Guilin is considered by many the number one scenic spot in China. Solitary water-scarred limestone mountains rise out of the green plain, their peaks hidden in swirling mists. Below, the caramel water of the River Li twist away to the sea, fed by underground streams. The scenery conveys a sense of mystery, a languid brooding silence prevails. The city, situated in the northeast corner of the Guangxi Zhuang Autonomous Region, has been a favorite subject of painters and poets for centuries.
Guilin was founded under Qin Shi Huang Di in 214 B.C. as a small settlement on the Li Jiang. The town grew following the construction of a canal linking the river with another further north, giving a connection to the Yangzi. The emperor could thus send food and provisions by water from the Yangzi plains to the imperial armies in the far south. The town become the provincial capital under the Ming (1368-1644) and remained so until 1914 when the capital was moved to Nanning. Guilin became capital again in 1936. During the Sino-Japanese war it became a center of resistance to the invasion but was badly damaged during the fighting. Five years after the Communists gained power the capital was once again moved to Nanning.
There are numerous limestone hills within the boundaries of Guilin. These offer a superb view of the surrounding countryside. There are also many excursions to the hills outside the town, where you can explore the caves, see the rock carvings, and visit old temples.

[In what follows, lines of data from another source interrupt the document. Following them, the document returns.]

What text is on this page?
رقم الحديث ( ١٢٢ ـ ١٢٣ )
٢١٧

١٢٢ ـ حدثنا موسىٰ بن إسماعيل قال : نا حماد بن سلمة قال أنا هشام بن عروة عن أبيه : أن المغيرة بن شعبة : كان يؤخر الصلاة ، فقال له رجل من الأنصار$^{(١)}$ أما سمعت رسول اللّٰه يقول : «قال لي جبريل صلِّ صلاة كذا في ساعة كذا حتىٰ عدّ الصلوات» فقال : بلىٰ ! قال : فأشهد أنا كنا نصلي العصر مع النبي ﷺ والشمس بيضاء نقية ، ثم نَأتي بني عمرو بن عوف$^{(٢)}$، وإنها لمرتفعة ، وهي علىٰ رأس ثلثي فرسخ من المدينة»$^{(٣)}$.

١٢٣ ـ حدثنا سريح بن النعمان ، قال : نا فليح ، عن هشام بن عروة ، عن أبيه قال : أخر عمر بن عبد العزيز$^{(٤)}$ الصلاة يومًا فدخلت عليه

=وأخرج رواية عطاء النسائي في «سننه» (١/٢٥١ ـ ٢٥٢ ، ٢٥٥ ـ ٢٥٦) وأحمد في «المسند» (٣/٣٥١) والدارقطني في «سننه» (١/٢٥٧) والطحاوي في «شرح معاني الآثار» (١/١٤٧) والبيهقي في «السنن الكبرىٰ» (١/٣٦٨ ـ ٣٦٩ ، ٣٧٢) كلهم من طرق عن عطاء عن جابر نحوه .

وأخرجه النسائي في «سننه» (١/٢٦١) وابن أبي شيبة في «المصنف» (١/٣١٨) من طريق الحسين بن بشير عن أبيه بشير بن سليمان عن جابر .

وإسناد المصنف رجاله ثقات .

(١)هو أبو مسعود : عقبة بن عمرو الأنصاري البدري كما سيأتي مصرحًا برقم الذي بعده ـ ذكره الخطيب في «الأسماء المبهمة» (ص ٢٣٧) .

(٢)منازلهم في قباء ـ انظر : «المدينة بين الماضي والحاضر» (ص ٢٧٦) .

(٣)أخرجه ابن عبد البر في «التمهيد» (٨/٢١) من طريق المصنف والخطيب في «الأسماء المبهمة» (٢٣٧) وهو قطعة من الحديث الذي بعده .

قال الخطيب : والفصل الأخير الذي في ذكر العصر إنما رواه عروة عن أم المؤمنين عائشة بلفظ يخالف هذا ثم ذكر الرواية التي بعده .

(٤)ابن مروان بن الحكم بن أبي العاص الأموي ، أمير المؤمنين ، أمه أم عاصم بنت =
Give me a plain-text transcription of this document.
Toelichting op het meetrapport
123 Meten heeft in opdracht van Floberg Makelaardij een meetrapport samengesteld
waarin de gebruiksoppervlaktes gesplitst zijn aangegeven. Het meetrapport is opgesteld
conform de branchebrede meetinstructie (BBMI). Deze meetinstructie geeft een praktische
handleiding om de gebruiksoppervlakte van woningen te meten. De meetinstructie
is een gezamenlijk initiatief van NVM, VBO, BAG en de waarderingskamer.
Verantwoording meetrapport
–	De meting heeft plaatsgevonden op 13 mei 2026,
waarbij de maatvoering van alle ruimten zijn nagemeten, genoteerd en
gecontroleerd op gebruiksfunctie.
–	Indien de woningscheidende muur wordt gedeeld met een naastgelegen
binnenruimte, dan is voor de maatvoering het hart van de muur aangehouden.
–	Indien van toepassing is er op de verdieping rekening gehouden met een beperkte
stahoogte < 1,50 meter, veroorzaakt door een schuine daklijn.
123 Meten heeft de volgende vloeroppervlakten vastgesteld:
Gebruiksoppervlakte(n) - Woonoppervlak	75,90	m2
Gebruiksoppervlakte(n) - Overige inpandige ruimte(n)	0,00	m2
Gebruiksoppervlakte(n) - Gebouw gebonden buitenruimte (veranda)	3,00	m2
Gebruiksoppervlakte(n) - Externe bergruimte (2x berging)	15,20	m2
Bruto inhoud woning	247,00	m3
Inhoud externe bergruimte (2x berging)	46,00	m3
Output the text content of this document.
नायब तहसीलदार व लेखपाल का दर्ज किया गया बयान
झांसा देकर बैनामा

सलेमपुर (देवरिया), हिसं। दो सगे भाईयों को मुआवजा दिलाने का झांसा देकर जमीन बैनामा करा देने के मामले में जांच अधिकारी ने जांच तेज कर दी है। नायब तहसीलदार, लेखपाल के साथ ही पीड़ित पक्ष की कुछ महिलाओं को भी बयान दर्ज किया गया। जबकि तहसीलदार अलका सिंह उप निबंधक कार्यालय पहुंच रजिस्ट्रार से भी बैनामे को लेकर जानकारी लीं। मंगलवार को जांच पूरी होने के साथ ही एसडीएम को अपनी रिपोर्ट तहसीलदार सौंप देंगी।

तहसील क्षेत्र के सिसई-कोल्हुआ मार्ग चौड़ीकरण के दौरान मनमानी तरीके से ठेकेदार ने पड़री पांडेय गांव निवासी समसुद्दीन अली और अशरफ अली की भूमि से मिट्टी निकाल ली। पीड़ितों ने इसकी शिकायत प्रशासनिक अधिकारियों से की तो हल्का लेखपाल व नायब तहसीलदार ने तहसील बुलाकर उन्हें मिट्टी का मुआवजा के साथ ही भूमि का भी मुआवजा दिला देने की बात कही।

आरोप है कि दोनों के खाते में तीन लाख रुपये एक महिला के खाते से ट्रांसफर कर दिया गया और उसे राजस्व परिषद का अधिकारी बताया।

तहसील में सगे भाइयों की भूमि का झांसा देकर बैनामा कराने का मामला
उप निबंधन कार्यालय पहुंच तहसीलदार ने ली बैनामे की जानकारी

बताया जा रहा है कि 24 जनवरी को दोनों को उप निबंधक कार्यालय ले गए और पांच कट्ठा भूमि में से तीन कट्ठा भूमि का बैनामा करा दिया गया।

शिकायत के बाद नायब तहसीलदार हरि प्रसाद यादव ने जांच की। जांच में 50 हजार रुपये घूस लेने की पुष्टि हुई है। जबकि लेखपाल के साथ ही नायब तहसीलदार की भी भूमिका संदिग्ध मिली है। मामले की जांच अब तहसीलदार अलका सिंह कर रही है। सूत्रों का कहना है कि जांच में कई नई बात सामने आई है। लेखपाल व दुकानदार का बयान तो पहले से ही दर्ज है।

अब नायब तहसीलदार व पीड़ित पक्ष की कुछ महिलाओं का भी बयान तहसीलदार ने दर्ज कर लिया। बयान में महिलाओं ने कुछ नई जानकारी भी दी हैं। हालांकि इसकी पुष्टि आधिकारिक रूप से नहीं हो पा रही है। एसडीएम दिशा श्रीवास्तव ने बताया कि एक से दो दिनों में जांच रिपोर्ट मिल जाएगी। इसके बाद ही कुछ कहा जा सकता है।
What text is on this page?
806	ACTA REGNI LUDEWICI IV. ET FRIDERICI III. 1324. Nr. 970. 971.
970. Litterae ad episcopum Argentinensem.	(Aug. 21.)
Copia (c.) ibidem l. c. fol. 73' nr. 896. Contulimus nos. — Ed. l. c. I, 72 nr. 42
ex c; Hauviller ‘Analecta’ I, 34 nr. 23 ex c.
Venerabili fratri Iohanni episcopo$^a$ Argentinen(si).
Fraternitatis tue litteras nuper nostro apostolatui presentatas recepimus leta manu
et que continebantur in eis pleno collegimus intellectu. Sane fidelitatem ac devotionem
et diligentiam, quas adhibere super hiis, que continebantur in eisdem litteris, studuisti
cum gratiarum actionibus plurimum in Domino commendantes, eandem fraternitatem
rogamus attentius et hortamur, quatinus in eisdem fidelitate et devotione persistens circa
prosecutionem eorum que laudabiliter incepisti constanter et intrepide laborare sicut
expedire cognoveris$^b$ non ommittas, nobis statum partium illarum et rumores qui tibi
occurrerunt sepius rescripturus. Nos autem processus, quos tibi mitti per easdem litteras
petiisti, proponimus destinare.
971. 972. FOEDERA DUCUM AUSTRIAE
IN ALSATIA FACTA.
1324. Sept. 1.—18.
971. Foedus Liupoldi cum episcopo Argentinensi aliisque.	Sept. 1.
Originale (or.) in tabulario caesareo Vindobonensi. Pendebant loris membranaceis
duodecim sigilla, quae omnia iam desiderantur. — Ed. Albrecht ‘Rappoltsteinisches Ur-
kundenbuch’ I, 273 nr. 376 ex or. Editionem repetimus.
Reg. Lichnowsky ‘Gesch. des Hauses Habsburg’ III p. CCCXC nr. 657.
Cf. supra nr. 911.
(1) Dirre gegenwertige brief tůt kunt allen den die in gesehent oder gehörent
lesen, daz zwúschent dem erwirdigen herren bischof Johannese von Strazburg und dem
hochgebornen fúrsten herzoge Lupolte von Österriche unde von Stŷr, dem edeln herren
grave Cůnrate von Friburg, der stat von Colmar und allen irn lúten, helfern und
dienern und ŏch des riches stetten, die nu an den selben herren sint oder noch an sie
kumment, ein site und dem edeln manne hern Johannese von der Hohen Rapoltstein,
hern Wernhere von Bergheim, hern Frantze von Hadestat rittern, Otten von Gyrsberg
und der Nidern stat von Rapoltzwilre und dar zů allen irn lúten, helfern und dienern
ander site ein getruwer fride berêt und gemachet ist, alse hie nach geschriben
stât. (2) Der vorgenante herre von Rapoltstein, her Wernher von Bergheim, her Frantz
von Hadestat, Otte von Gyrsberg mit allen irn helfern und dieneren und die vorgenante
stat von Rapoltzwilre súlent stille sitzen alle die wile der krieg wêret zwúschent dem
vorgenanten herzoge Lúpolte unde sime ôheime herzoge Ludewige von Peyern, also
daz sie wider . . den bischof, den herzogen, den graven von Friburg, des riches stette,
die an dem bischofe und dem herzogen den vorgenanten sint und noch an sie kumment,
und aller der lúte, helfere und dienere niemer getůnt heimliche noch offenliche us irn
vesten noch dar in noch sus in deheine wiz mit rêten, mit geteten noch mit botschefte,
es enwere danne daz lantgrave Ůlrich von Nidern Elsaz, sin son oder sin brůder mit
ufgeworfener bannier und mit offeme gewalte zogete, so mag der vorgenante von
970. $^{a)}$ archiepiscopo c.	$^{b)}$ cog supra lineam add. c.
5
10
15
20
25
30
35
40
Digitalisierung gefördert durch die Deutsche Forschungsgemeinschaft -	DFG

One of the most spectacular trips you will make m China is the journey by boat downstream from Guilin. If you are particularly fortunate you may even see the Li Jiang fishermen using trained cormorants. The cormorants dive into the water, trap fish in their beaks, and bring them back to the fishermen’s boat. Warning; For many visitors Guilin has become a “tourist trap” with inadequate hotels poor restaurants and local hustlers. For some the Li River trip is the only worthwhile part of the visit to the city. Free-lance travelers should note that, after arriving in Guilin. It is time consuming to get bus-train-air tickets or onward reservations. Many “free-lancers” forsake a visit to Guilin altogether and go instead to Yangshuo some 50 miles to the south. The scenery is the same but the village is peaceful.